Italian architect and design studio, Atelier Mendini and New York-based industrial designer Karim Rashid, has collaborated with the M.N. Metropolitana di Napoli to create the interiors of the University of Naples subway station.
Rashid said a subway station is a temporal, transitional space, yet the commuter is contained for a short period of time before continuing his/her journey. The design concept focuses on the commuter experience within the train station, and how the surrounding environment can serve as a respite in a person’s daily schedule.
“There was a great synergy working with Atelier Mendini, particularly on the creative and technical level highly required for this project,” he said.
The subway station is the first of five new facilities integrating the Naples subway line 1 that serves strategic areas of the town and is part of the “Art Stations” network, which are all conceived by internationally renowned architects and enriched in both interiors and exteriors, by sculptures, installations and contemporary artworks.
Entering the venue from the piazza, the visitor walks though a space clad with tiles, each one printed with new words created in the last century.
The mezzanine level of the station has four black columns clad with DuPont Corian in Nocturne (black). These are all positioned close to the gates, with two in a cylindrical section, and the others featuring the profiles of huge heads.
Along the back wall of the lobby level are lenticular icons that change colour and perspective as commuters proceed to the platforms below and intersecting the space between the head profile benches is an abstracted, Synopsis sculpture reflecting the nodes of the brain and the synapses which occur within that.
Nearby, the subway station control centre is clad with DuPont Corian Glacier White to contrast with the pop-style graphics on the floor and wall.
Various artworks and other graphic art serve as a focal point. These abstract images invoke the user to shape the environment according to his/her own creative interpretations. The platform steps feature abstracted portraits of Dante and Beatrice. The accent colours, lime and pink, indicates the direction and guides visitors through the descent to the final destination.
“I started this project more than six years ago. I visited Naples, in 2004, for a briefing with Mendini then he and M.N. Metropolitana di Napoli selected various famous architects to design each station,” said Rashid.
“They showed me Gae Aulenti’s station design that was completed in 2002 as well as the station Mendini had designed. Aulenti’s station has work by Michelangelo Pistoletto and Joseph Kosuth. Some stations have art from Sol Lewitt to Sandro Chia. Alessandro and Francesco Mendini were the master planners on the projects.”
Rashid used pop colours in two tones – lime and pink – taking the theme of a conceptual descent when entering the subway as a physical and mental transition for visitors.

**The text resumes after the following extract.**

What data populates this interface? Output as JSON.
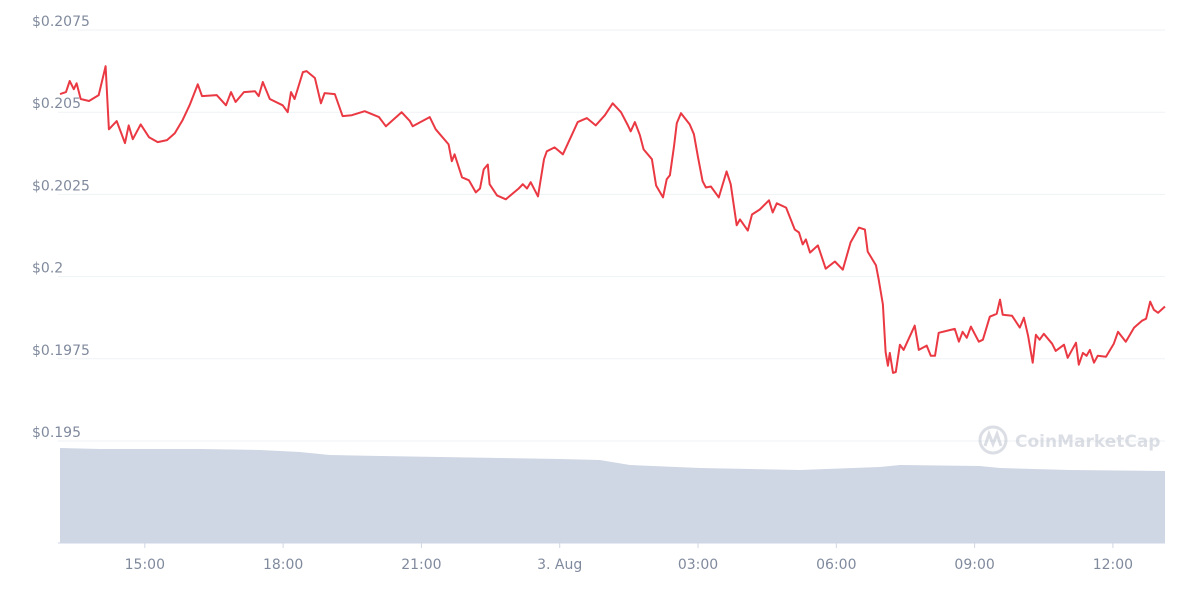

“A new world is discovered below ground where travelers are impacted by the soft nature and striking palate of the space. Since the stations were under the auspices of art, this allowed me to design something more than a station, that is somewhat conservative, and ‘accent’ it with art,” he said.
“I did the whole station as a digital art space so I sunk the art budget into the interior wall and spaces instead of selecting art. I always thought it was a better way to spend money.
“A person is in the station on average for three to four minutes and in that time I want to communicate the idea of knowledge, global information, the shrinking world, the data-driven third technological revolution, infosthetics, and a place that stimulates, inspires, and exudes energy.
“When I designed the station with large ‘digital data-driven brushstrokes I did not even think about whether it is wild or not, I guess I was more naive then, and thought that they wanted my aesthetic. And they did and along the whole process from the president to the politicians to the engineering team, everyone loved my concept. The only reason it took so long was because of the tumultuous political condition that prevails in Naples.”
The whole interior design of the Università subway station is conceived to guide travelers on a pathway to knowledge and to stimulate creativity, imagination and reflection. Beyond guiding the traveler through the underground space in a fresh and exciting way, all decorative and structural elements of the environment create a link between the pragmatic function of the station and the academic and multi-cultural relevance of the city district.
The overall result is an astonishing, environment for a subway station: curved walls, sculptural columns, vivid colours and graphics reflecting a strong spatial personality.
Rashid is currently working on a 600-room hotel in Bangkok and a condo project in Miami as well as a children’s store in Russia, limited edition cell phone and clocks for Alessi. His award winning designs include democratic objects such as the ubiquitous Garbo waste can and Oh Chair for Umbra, interiors such as the Morimoto restaurant, Philadelphia and Semiramis hotel, Athens.